Some websites like Pinterest or dailymotion are media heavy, so using just text might not be helpful.

What I want to say is that actual classification is the last problem to solve, the problem is feeding relevant data into it.


👤 btrettel
The comments here focus on various AI/ML ways of classifying websites. That's surely part of a solution, but I think manual classification is still important. If you're making a public facing website, try to crowd-source the manual classification if you can't classify pages yourself.
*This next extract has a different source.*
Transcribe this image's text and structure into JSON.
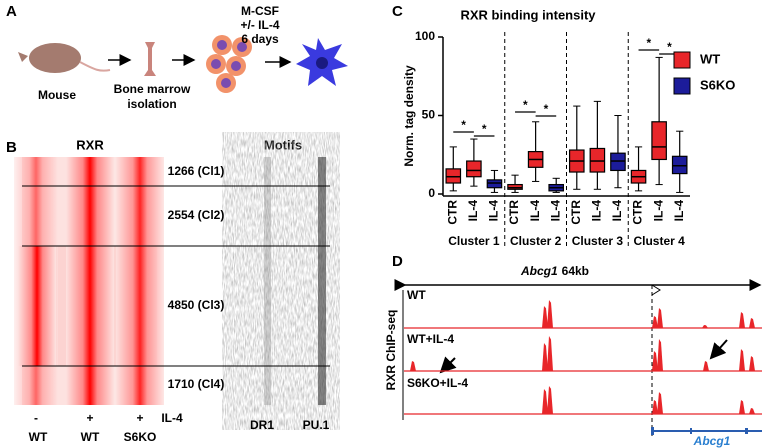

At present, AI/ML classification probably doesn't work anywhere near as well as you all think it does, which became obvious to me when I worked as a patent examiner in the past and used some of the many AI/ML search tools. These tools are quite good at finding somewhat similar things, but will usually miss things that I'd consider very similar. And when I was a patent examiner, "somewhat similar" wasn't good enough. Many people looking for similar websites won't be satisfied with a list of somewhat similar pages if a very similar page exists in the database.

👤 jerpint
The hard part will be figuring out your different categories to classify.

As some have pointed out, embedding your documents using an LLM would be a good bet.

If you take the time to manually annotate a portion of your data, you could then fine tune a model. You could also try doing some few shot / zero shot with chat GPT. You could also try to do some clustering on your embeddings to see if categories emerge and try to attribute them afterwards


👤 byschii
Maybe you can take inspiration from this https://youtu.be/z6ep308goxQ?t=187

It's not an explanation, but show a possible way to cluster (thus classify) websites based on the how they appear, if you want your classification based on content... Maybe you need something different


👤 djrockstar1
Someone had success using GPT-3 to classify episodes of a podcast[1]. I imagine if you fed the HTML from the crawler into an LLM, it could come up with a usable classification for it.

[1] https://news.ycombinator.com/item?id=35073603


👤 alangibson
Google "unsupervised clustering". There are many well known algorithms.